In today's competitive enterprise technology marketplace, the customer success story can be the tipping point for turning a prospect into a customer. As an influencer, successful customers can have a major impact.
But what makes a customer story successful? Of course, the success story begins with a happy customer. But are you focusing on the right customers? Are you writing the best stories? Can your sales team and its prospects find the most relevant stories on your Web site?
Focus on sales and marketing needs
To create successful customer reference stories, you must match your customer references to your company's target markets. If you can answer "yes" to the following two key questions, your customer success stories can play a key role in driving sales:
- Does your marketing organization have the references needed to support current and future campaigns?
- Does your sales staff have success stories that target current prospects?
To answer these questions, measure your customer references against your company's sales and marketing strategies using the following criteria:
- Industry. Do you have references in those industries that your company is targeting? Do your success stories include a section on those industries' challenges?
- Business environment. What business issues do you need to represent? Again, do you have the references? Do you reference those issues in the story content?
- Company size. Do you have references to cover all targeted company sizes: startup, small cap, mid-market, Fortune 1000, Fortune 500 companies? Which are most important? Do your success stories include a customer snapshot with the company size, if relevant?
- Geography. Do your references represent targeted geographic market segments?
- Market segment. What other market segment parameters should be included in your success stories?
- Product line. What product lines need to be covered? Do you have references that demonstrate success using those product lines? Do you include that information in your success stories?
- Audience. What audience are you targeting: executive, business line management, technical? Are your success stories written to address that audience's need for information? Do all writers use the same interview guide to create consistent copy across all success stories?
Create compelling stories
After you have identified the reference criteria and the appropriate reference customers, the next step is to manage the content development and delivery process to gain the most impact.
The following guidelines will help you create the most value for your program:
Reference Story Management
- Maintain a reserve of reference stories across the total range of priority market segments and product lines.
- Make references readily available online through your company Web site, with easy print-on-demand capabilities.
- Produce stories in PDF format so approved copy will not be altered.
Customer Story Content
- Use compelling headlines that focus on quantifiable benefits in terms of dollars or percentages (i.e., time, efficiency, resources, profitability, customer service). The best stories can be easily understood by scanning only the heads and subheads.
- Begin each story with a short executive summary of one or two paragraphs that quickly spell out the bottom-line benefits. A compelling customer quote will underscore that message.
- Include sections or sidebars on your company and its products/services (relevant to this story); on the customer company and the customer challenges (industry/business); how the challenges were addressed using your company's products and/or services; the customer's current technology footprint; and the customer's future plans, including use of additional products and services.
- Include compelling quotes from individuals on the same level as the intended audience (usually C level).

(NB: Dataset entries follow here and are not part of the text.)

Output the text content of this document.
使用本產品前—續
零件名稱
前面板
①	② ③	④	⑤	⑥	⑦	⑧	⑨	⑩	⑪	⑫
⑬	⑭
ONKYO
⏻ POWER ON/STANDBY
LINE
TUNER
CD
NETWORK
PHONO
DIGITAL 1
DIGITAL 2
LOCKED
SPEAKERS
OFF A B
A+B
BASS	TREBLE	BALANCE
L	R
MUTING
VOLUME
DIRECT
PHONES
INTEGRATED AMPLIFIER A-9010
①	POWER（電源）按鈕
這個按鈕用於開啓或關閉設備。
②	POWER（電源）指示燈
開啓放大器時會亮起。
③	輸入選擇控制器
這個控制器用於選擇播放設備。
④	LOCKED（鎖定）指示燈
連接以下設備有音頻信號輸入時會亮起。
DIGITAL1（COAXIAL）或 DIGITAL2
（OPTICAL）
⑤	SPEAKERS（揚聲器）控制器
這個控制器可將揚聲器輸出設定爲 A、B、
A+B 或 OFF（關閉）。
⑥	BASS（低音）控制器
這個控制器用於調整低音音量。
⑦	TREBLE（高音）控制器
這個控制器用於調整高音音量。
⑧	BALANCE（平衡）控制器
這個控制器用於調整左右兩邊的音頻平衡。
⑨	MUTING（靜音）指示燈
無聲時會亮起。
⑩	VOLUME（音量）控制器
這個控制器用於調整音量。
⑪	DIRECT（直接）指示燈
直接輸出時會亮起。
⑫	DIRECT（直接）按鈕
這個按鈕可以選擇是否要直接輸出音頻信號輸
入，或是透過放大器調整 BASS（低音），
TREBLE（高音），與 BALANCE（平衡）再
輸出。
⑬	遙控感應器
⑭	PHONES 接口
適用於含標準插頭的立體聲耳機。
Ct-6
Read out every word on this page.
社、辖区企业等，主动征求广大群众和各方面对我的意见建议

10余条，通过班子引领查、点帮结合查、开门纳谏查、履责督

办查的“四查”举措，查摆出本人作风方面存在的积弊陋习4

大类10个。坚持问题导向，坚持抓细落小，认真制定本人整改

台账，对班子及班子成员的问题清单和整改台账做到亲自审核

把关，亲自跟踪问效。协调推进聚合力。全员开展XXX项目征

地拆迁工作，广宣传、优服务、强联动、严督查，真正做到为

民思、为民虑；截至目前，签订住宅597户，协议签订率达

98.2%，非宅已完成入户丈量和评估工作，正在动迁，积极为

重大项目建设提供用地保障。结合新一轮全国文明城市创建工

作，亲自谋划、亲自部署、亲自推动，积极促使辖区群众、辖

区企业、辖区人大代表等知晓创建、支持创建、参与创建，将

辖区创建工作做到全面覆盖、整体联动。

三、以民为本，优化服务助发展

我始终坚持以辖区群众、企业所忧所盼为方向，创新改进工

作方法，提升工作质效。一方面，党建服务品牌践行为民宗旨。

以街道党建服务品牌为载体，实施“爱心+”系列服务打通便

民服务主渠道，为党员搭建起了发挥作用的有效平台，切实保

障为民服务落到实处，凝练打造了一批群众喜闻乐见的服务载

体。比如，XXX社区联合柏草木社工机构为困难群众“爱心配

Quotes should present the business challenge and how your company's products/services solved those challenges. To elicit such quotes, you must be expert at questioning customers. Do not leave this task to someone unfamiliar with your company's products or your target customer markets.
- Update reference story content at least annually.
Collateral Delivery
- Link customer reference stories directly from your company home page. For example, on your corporate home page, include a link such as "Customer References." Once in the Customer References page, viewers should be able to choose from among all your customer stories.
- Let viewers select stories by several criteria, which might include customer name, industry, product line, partner, database, hardware, back office, country/region and language.
- Use the compelling headline as a hotlink to the profile. You might want to include the executive summary under the headline.
- From within the customer success story, link to other relevant media such as videos, press releases and case studies on that customer, that industry or that product line.
- When you link to other sites (either your own company pages or customer sites), put those into separate windows so the viewer does not lose the Customer Reference page.
- Limit color-saturated areas to a minimum so print-on-demand will be quick and will not consume too much ink.
- Include 3-5 compelling customer quotes on your company home page, linking directly to those customer stories. Rotate often.
Market success stories to internal users
Even the most compelling content will gather dust if you fail to market it to internal users. Communicate regularly to everyone and anyone who might leverage success customer information and content—field marketing professionals, public relations agents, analyst relations members, company magazine editors and executive-speech content creators.
They're all looking for the best stories, and if you focus on your company's sales and marketing needs to create compelling content that sells, they'll look to you as a prime resource.